Analyse des Kaders: Ist Hertha reif für die Bundesliga?

Hertha BSC kehrt in die Fußball-Bundesliga zurück. Doch wie erstligatauglich sind Herthas Mannschaftsteile? Und kann Ronny seine zweite Chance in der Ersten Liga nutzen? Eine Analyse.

Nach dem feststehenden Aufstieg hat Hertha BSC auch beim 3:2-Sieg gegen den FC St. Pauli drei weitere Punkte für die Zweitliga- Meisterschaft gesammelt. Dass die Berliner den Wiederaufstieg schaffen, hatte sich seit langem abgezeichnet, und etwa genauso lange diskutieren die Fans, ob der Kader schon für die höhere Spielklasse reicht oder wie viele Verstärkungen nötig sind.

Torhüter: Thomas Kraft hat seine Bundesligatauglichkeit längst nachgewiesen – nicht nur in der Vorsaison bei Hertha, sondern auch beim FC Bayern, für den er sogar viermal in der Champions League gespielt hat. Trainer Jos Luhukay schätzt seinen Torhüter als wichtigen Stabilitätsfaktor und Bestandteil einer zentralen Achse, die Herthas Mannschaft Halt gibt. Kraft wurde in der Zweiten Liga selten geprüft, was die Sache für einen Torhüter nicht zwangsläufig einfacher macht. Doch in den wenigen Situationen, in denen er gefordert war, war auf ihn Verlass. Gröbere Fehler sind dem 24-Jährigen in dieser Saison nicht unterlaufen. Verbesserungswürdig ist sein Spiel mit dem Fuß.
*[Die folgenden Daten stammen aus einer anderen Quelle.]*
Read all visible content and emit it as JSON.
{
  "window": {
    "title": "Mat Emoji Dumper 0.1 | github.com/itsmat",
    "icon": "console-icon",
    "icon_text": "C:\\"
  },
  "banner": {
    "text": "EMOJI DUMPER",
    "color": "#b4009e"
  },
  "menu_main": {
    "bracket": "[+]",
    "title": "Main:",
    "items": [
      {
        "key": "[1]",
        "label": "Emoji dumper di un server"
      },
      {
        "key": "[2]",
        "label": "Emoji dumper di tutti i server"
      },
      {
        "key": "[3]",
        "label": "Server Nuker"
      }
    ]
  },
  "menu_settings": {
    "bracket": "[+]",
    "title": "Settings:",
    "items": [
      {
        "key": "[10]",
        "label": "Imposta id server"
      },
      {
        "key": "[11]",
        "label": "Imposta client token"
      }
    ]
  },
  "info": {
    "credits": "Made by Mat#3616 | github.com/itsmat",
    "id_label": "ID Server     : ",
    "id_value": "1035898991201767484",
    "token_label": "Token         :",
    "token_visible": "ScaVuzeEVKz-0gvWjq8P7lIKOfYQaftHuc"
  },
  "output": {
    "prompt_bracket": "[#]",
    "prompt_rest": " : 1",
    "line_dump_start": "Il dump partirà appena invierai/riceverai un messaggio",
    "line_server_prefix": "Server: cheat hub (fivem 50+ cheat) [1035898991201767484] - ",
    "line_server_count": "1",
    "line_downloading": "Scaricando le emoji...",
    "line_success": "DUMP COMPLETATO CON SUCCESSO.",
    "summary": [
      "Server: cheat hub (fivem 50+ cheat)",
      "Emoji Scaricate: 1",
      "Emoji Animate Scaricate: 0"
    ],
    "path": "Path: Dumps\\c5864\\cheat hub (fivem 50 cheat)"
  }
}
Außenverteidigung: Peter Pekarik ist so etwas wie Herthas stiller Star. Er legt es nicht darauf an zu glänzen – und ist gerade deshalb für das Team enorm wichtig. Der Slowake, der Ende August verpflichtet wurde, hat sich als echte Verstärkung erwiesen. Pekarik wird rechts in der Viererkette auch in der Bundesliga keine großen Schwierigkeiten bekommen. Für die linke Seite lässt sich das mit dieser Gewissheit leider nicht behaupten. Fabian Holland, eine der Entdeckungen der Vorrunde, hat seine Aufgabe insgesamt solide erfüllt. Er ist gut ausgebildet, macht wenig Fehler, beschränkt sich aber fast ausschließlich auf die Defensive. Sein interner Konkurrent Lewan Kobiaschwili wird zu Beginn der neuen Saison 36 Jahre alt sein, und auch Felix Bastians hat trotz fast hundert Bundesliga-Einsätzen für den SC Freiburg noch nicht überzeugen können. Kein Wunder, dass Hertha wohl mit dem Düsseldorfer Johannes van den Bergh Verstärkung für diese Position verpflichten wird.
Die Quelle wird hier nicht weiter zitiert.